There are some limitations to the active pathogen detections limit in this study. The concentration of bacteria in the active sludge part is around 107–109 cell mL−1 (Ewert and Paynter 1980); therefore, only a specific amount of this concentration could be detected using Illumina sequencing technology. The detection limits of qPCR were 10 fg DNA (Lee et al. 2006). Only half of the concentration of Escherichia coli cells could be detected. It is recommended that pathogens should be detected with all aspects, including metagenomics, meta-transcriptomics, and proteomic levels, for 100% detection to avoid chances of being spread and persistence in the environment. Only the metagenomic-level detection has faced specific limitations. There are thousands of same species in a specific part of the sludge, but only a few could be pathogenic. For example, there are more than fifty Bacillus species in the current study, but only three to four are pathogens according to the data bank. Besides, in the case of homo species, some could be beneficial, and some could be pathogenic. An example is E. coli, where few are useful for humans (Grozdanov et al. 1917), while some are pathogenic (Karch et al. 2005). However, Illumina sequencing technology is still an effective methodology to screen pathogens in the environment, mainly in the wastewater treatment plant, to avoid severe diseases.

Conclusion

This study investigates the significance of monitoring, observation, and precautionary measurement for the prevalence of disease-causing agents in effluent part of wastewater treatment plants, especially for reuse of water. In addition, it is not possible to detect the existence of pathogenic microbes in wastewater treatment plants only by observation of fecal pollution indicators, as described by several published reports. This study concluded that Ilumina sequencing technology is a potential and robust way to investigate the whole microbial structure affiliated with individual taxonomic groups that occur in the wastewater treatment procedure.
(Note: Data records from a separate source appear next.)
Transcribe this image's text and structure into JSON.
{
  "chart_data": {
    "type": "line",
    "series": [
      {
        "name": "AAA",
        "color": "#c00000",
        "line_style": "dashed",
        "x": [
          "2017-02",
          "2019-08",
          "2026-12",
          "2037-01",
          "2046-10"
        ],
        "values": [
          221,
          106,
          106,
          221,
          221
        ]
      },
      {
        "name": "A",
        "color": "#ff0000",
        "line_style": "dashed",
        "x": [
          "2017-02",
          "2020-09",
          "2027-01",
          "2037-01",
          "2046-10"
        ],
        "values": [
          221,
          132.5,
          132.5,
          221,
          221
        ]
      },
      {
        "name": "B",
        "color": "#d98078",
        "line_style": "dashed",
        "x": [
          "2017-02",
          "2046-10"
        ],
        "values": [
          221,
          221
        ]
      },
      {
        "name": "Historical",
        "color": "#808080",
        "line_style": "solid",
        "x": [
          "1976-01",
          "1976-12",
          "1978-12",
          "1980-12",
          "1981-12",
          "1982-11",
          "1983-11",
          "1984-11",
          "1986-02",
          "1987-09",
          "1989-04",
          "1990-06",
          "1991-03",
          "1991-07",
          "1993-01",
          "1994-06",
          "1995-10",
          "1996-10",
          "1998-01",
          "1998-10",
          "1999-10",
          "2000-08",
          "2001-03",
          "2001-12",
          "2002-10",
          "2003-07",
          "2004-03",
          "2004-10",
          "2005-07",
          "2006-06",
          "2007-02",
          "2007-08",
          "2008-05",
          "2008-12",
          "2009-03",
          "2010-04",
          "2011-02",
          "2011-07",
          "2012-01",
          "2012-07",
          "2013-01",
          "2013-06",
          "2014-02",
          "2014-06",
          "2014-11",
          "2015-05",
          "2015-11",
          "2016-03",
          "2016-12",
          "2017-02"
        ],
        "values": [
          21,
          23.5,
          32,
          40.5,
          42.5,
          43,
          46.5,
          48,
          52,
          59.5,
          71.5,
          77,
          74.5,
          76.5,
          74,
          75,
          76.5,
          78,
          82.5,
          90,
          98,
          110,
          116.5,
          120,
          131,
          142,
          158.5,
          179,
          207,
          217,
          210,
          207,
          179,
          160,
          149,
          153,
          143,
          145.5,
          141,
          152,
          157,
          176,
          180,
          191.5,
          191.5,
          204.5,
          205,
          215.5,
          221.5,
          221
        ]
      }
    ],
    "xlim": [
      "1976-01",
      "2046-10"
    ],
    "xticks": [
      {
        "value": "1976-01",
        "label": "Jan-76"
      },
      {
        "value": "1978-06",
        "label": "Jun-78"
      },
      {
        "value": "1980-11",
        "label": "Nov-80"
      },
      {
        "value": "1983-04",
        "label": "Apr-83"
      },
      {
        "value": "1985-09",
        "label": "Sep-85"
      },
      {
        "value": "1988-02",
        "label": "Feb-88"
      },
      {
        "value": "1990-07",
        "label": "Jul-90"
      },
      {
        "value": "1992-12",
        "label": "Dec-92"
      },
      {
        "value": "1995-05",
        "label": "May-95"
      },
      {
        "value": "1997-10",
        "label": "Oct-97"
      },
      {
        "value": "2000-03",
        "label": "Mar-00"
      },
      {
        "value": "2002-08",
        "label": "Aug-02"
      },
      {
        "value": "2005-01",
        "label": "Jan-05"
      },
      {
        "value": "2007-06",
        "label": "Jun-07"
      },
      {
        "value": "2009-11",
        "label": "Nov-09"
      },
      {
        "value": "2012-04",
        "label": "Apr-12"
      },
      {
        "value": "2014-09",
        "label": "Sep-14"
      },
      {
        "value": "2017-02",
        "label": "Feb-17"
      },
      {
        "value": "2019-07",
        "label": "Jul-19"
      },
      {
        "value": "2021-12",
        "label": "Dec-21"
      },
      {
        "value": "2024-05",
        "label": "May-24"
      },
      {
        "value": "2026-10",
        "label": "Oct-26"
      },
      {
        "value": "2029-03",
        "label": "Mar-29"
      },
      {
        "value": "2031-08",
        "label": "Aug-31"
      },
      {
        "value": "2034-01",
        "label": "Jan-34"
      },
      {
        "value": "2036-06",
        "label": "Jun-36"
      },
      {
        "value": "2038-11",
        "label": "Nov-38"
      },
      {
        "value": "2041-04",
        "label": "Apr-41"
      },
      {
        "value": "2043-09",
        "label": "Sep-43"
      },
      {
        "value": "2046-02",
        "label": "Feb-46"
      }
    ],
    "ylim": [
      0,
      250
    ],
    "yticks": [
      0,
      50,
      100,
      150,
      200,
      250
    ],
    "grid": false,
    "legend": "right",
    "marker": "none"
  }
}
In future correspondence, a strategic approach is required to investigate the point that could remove and eliminate the pathogens from the wastewater treatment process. However, Illumina sequencing technology among all the rest of the methods is a powerful technology to detect disease-causing agents in all parts of the wastewater treatment plant that can also quantify the concentration of nucleic acid that occurs in the samples.